Saturdaym by Ian McEwan
It was something like 27 years ago that I bought a book of the young Ian McEwan’s short stories, called ‘Between the sheets’, with a suitably alluring cover. I was impressed by the cool, surgical, yet passionate style of his writing, but, somehow, never followed up on any of his other writings, until, by coincidence, two people asked recently if I had read his ‘Saturday’. I had previously read a good review of it, and slightly shamefaced at my lack of contact with contemporary British writers, I borrowed a copy and read it slowly and thoughtfully. The book deserves this approach, and would probably reward with extra depths on a second reading.
The cover of my paperback copy catches the opening chapter perfectly, with a view of the central London skyline, including the telecom tower and a comet-like streak across the night sky. That turns out to be a plane making an emergency landing at Heathrow, with an engine on fire. I doubt whether a stricken airplane would be allowed to traverse London, but everything else in the story is meticulously described. McEwan has learnt a huge amount about Neurosurgery, as he describes in his acknowledgements, without showing his research on his sleeve. The descriptions of the work of the main character, who is a Neurosurgeon, are fascinating, and a welcome departure from the usual self-involved world of arty people that appear to dominate British fiction.
Aristotle prescribes that the action of a good Greek tragedy must take place within the confines of one day, and McEwan chooses to submit to this discipline: an eventful Saturday in the life of one man, with his wife, children, father-in-law, mother, medical colleagues, squash partner and some criminals.
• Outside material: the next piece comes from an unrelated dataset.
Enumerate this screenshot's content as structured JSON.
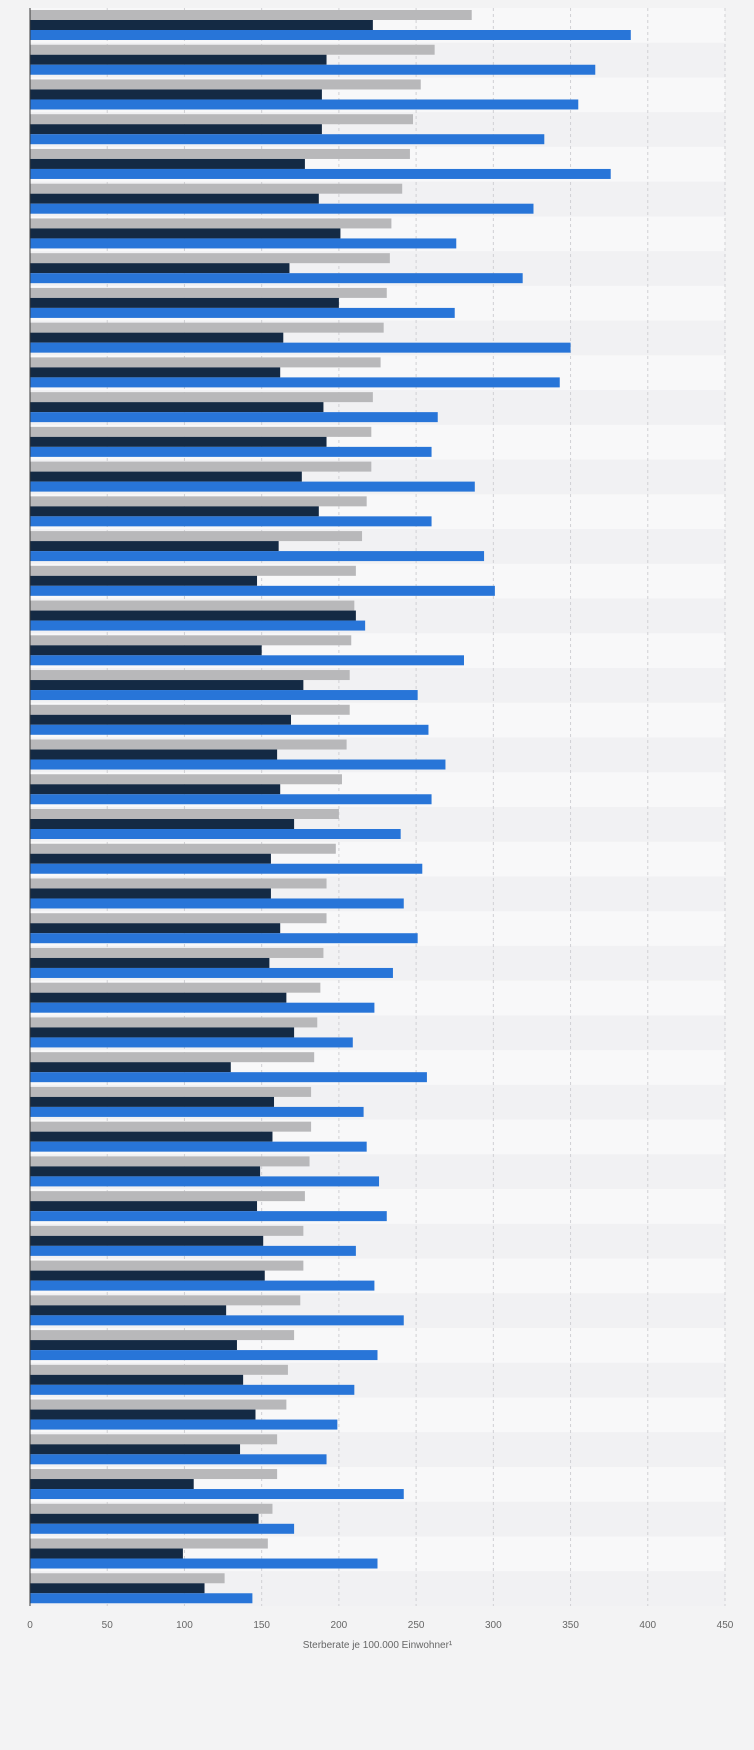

There are a number of brilliant set pieces embedded in an artistic whole, such as: a description of a squash game, mediations on senile dementia, arguments about the war in Iraq, a description of am operation, a car crash and subsequent argument and so on.
McEwan dares to tackle very contemporary issues, and only time will tell whether it maintains its relevance and interest to future readers – but I think it will, for the book transcends the current news stories to deal elegantly, but not mawkishly or prescriptively with universal issues. The story hangs on the Matthew Arnold poem ‘Dover Beach’, and if there is a message it may be quoted from the poem: “Ah love, let us be true to one another!” McEwan is less downbeat than Arnold’s conclusion to ‘Dover Beach’, and presents positive reasons to preserve a (incoherent) faith and joy in life.